The 2006 baby spinach E. coli outbreak sickened more than 205 people nationwide; at least 31 victims of the outbreak developed hemolytic uremic syndrome (HUS), a severe complication of E. coli infection that can result in kidney failure and sometimes leads to death. Official numbers show that 104 were hospitalized and four died as a result of their E. coli infections.
Investigators from the FDA and other public health agencies conducted a trace-back, determining that the spinach sold by Dole was grown by Mission Organics and processed by Natural Selection Foods. According to the lawsuit, Jane Majeska of Fond du Lac, Wis. purchased the baby spinach that led to her illness at a Pic-n-Save.

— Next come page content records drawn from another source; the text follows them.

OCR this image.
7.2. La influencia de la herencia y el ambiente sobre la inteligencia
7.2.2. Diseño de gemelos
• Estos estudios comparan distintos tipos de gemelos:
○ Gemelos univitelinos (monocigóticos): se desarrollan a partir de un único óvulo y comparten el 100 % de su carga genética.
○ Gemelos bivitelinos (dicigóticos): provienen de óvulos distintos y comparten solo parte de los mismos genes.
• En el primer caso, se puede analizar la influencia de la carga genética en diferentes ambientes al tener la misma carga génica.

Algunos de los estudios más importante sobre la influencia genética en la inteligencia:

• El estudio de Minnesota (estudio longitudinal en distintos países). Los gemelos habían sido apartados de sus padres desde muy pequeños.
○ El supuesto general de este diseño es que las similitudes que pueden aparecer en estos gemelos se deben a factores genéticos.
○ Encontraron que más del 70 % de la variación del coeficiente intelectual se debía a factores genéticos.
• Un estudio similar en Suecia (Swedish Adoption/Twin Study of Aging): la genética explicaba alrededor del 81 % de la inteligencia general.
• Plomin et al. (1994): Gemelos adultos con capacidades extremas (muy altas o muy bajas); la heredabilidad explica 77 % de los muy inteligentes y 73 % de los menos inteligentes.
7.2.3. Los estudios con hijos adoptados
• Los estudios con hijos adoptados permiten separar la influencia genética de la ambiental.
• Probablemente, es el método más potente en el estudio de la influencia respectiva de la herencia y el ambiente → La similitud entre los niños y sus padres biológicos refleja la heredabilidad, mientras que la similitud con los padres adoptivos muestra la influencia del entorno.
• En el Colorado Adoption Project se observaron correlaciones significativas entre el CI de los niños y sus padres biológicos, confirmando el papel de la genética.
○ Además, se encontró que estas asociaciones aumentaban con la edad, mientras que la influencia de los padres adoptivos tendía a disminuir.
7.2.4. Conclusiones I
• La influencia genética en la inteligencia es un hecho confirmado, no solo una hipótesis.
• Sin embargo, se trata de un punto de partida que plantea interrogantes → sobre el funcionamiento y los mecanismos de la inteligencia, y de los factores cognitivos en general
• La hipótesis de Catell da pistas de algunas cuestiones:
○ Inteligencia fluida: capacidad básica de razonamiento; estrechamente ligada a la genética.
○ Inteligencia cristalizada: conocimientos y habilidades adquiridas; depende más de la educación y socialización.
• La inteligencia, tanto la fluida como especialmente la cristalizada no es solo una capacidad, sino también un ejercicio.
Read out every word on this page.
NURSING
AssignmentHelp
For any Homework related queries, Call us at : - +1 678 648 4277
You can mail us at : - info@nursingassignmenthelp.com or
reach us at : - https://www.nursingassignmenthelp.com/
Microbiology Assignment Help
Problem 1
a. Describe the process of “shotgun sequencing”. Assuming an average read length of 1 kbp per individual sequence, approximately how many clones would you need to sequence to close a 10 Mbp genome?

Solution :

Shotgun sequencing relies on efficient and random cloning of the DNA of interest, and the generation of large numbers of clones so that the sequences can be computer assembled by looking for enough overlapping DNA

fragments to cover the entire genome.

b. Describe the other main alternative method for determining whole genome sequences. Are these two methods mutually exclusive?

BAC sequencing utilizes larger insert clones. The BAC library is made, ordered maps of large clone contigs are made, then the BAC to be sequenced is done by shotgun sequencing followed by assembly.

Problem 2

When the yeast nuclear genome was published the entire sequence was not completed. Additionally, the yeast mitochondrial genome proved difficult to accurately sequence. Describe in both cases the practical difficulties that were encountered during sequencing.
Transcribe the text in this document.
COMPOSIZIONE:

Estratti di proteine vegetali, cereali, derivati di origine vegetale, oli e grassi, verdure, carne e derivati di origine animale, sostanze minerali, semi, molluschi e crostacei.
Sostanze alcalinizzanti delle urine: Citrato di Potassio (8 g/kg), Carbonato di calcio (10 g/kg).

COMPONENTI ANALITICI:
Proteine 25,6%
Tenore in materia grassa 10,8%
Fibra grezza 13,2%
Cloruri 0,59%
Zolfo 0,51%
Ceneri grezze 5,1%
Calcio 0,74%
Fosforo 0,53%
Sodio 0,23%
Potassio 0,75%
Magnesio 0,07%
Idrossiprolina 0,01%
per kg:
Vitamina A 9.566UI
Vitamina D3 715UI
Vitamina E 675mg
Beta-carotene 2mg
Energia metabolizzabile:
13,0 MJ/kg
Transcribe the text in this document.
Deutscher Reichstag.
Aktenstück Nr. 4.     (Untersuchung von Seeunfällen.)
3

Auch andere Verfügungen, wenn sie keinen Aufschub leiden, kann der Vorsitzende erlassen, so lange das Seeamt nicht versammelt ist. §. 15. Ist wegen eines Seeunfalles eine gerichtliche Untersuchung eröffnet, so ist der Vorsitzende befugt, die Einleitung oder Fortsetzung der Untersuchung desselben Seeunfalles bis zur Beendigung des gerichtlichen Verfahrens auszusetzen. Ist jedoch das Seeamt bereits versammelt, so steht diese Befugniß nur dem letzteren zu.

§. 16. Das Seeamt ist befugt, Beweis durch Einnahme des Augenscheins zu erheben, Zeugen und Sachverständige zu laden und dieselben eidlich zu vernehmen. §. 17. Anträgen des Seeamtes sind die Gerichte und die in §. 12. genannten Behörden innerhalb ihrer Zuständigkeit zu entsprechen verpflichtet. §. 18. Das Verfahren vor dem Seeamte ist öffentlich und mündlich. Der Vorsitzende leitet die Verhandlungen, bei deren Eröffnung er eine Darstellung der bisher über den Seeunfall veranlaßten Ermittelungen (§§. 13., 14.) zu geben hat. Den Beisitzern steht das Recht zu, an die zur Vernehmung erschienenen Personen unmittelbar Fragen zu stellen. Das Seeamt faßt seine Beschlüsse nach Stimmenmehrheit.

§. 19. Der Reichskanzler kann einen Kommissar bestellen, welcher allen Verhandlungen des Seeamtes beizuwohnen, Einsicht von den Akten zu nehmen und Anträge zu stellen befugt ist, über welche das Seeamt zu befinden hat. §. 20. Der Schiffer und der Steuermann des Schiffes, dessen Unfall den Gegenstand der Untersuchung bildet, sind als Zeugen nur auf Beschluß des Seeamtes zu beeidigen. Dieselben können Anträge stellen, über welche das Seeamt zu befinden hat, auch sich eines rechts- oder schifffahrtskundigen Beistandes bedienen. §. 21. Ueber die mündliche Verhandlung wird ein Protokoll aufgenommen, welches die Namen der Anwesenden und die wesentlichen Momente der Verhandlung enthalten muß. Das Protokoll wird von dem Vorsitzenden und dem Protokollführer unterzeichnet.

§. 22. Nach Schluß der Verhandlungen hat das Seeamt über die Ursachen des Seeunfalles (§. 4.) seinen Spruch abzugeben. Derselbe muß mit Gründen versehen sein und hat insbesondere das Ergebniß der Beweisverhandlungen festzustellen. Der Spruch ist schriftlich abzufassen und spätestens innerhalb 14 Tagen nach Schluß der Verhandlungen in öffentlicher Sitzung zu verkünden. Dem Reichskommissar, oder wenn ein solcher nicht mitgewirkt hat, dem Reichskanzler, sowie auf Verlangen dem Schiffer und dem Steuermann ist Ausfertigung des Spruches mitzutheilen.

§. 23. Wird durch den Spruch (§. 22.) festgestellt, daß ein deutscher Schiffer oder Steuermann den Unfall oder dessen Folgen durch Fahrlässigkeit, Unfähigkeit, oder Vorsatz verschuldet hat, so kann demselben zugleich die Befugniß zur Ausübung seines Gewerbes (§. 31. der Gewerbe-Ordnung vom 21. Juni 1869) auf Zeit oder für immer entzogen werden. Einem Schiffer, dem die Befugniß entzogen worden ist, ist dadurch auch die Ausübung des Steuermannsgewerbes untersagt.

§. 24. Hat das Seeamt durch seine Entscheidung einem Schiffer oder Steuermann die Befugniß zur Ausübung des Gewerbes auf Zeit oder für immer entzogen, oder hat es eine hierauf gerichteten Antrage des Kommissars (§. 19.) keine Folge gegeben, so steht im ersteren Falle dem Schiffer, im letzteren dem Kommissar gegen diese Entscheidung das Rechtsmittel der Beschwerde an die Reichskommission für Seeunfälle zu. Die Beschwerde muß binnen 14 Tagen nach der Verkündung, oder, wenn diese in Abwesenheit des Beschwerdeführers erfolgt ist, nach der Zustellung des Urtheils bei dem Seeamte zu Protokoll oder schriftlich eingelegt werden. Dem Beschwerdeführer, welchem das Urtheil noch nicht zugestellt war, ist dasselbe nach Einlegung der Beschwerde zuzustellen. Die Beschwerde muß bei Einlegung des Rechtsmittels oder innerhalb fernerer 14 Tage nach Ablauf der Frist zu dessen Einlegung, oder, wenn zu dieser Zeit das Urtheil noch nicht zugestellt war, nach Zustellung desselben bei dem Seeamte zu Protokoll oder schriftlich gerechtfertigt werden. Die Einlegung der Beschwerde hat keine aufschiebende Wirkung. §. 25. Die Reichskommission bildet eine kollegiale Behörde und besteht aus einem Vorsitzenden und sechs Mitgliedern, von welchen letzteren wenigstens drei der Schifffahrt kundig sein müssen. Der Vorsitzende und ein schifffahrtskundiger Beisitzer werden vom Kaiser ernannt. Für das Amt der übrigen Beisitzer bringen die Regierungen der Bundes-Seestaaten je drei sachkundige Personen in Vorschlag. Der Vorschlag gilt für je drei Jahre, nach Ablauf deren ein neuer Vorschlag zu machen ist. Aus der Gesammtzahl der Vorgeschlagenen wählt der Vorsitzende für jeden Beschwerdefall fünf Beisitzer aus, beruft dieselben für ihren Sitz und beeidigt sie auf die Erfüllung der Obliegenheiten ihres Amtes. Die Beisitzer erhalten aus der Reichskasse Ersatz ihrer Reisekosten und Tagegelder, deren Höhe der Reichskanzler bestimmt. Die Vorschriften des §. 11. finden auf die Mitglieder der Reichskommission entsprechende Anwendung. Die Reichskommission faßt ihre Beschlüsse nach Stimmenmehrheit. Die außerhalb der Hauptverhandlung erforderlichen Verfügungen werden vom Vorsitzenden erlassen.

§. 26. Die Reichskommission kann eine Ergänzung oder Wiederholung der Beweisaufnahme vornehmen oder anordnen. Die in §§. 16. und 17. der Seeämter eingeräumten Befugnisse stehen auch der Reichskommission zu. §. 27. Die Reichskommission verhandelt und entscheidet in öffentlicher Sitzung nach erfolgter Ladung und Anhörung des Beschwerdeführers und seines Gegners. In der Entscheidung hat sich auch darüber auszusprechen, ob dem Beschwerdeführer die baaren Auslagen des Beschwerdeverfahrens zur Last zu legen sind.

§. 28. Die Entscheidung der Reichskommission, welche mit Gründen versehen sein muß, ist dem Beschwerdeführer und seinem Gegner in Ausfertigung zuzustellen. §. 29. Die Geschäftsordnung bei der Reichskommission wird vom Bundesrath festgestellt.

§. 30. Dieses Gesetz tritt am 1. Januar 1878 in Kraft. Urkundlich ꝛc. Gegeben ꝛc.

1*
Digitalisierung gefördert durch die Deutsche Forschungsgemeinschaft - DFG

The lawsuit states that Majeska suffered HUS, which caused renal failure. She was hospitalized for months, experiencing a stroke, cognitive impairment, a collapsed lung, pulmonary embolism, and was given dialysis, blood transfusions, and plasmapheresis. Majeska lost her ability to eat or breathe on her own and survived on a feeding tube and ventilator.
Majeska’s attorney, William Marler, said of his client, “I am always a bit humbled when a victim of food poisoning stands up to the corporations who poisoned them with food – especially food labeled ‘triple washed’ and ‘ready to eat’.”